= Christ in Rome =

Play by Angelos Sikelianos

Christ in Rome (Ο Χριστός στη Ρώμη) is a tragedy by Angelos Sikelianos, written and published in 1946. The play is set in 1st-century AD Rome, a few years after the crucifixion of Christ at the exact point in time when the disastrous fire of Nero will burn the city to the ground. The main characters of the tragedy are Christ, Nero, Greek Prochoros and Jews Manain and Daisan.

==Plot==
In this play, Sikelianos praises the tortured, tormented and despised people (which is cared for and supported by the Christ, a figure that is concerned first and foremost for the weak and underprivileged of this world) in an effort to elevate the integrity, the ideal of its original, folk spirit.

The play addresses matters such as Greece and the way it deals with things and ideas, its contribution to the world (mainly through Prochoros), while in the end the tragedy highlights the Christian peace and purity (Christ is a symbol that is trying to unite the different views).

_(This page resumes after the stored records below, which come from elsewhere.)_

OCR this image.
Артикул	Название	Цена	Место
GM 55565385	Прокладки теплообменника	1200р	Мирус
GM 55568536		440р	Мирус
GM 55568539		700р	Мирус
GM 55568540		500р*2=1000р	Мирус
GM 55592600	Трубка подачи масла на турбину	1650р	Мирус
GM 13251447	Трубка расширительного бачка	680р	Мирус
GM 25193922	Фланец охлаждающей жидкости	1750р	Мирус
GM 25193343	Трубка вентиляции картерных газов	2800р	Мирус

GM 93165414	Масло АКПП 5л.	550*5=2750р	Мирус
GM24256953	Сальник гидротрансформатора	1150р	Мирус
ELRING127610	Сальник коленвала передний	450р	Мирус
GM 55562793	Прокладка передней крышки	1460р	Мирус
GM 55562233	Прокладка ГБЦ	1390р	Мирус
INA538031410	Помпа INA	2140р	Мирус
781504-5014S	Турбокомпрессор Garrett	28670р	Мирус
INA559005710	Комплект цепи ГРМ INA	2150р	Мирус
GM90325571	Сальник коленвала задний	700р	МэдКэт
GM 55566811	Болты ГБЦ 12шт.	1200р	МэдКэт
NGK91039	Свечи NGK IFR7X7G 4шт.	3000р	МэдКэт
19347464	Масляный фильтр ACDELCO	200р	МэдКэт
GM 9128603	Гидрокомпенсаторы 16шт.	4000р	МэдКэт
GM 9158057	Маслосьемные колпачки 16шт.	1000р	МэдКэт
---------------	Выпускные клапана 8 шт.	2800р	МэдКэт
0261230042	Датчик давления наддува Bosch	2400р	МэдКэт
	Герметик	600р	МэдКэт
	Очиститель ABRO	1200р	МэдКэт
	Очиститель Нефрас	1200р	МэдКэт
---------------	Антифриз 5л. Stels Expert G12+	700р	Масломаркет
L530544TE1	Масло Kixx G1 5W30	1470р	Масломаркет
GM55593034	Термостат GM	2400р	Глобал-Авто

Christ is the successor to the Greek spirit or at least he is the linking force that will play an important role on co-forming (with the Greek element) the new ideals for life. Formulating this shape through the terms of scholars, we would say that the prophetic and high tone of the tragedy is in parallel with the "human temperature", with human faith and militancy.
The predominant request - message of the play, the universal Unity into which the fragmented World needs to return to (the world was fragmented after the matricide committed with the refusal of the Mother-Earth within the city-states) is served only with a Catharsis, with the end of this historic cycle and the "reinvention" of the world (the "eternal return" also found in the Stoic theory) through a purifying-cathartic (and therefore destructive) power and manner. This manner, according to Sikelianos, is fire that will burn everything (a popular motif in the work of Sikelianos in general, since he has used it in many other tragedies).

The main episode of Christ in Rome with great length and key importance – and also the main theme of the plot is the scene of the fire that burns Rome. The re-creation of all things will come in the face the Jew Daisan, who will salvage an infant from the burning ruins of a building, a symbol of hope for the future: in other words and in direct correlation with the ancient myths and Greek tragedy, Daisan becomes the father-Zeus of the new Dionysus – hope for the future of the world. But, as a man Daisan has also restored the fault of all mankind, the fault that cost him Paradise: he has rescued Dionysus-Art, which is the way to render the human race immortal. All these symbolisms and interpretations, as in all the other tragedies by Sikelianos, are based on the texts of the original sources, the inexhaustible material of ancient tragedy, which so aptly and delicately Sikelianos "disguises" and "hides" within his own text.

==Sources==
- Merriam-Webster's Encyclopedia of Literature, 1995.
- John Gassner, The Reader's Encyclopedia of World Drama, 2002.
- Bruce Merry, Encyclopedia of Modern Greek Literature, 2004.
- Πέτρος Χάρης, «Οι τραγωδίες του Άγγελου Σικελιανού», περ. Νέα Εστία, τ. 127, τχ. 1503, 15 Φεβρουαρίου 1990.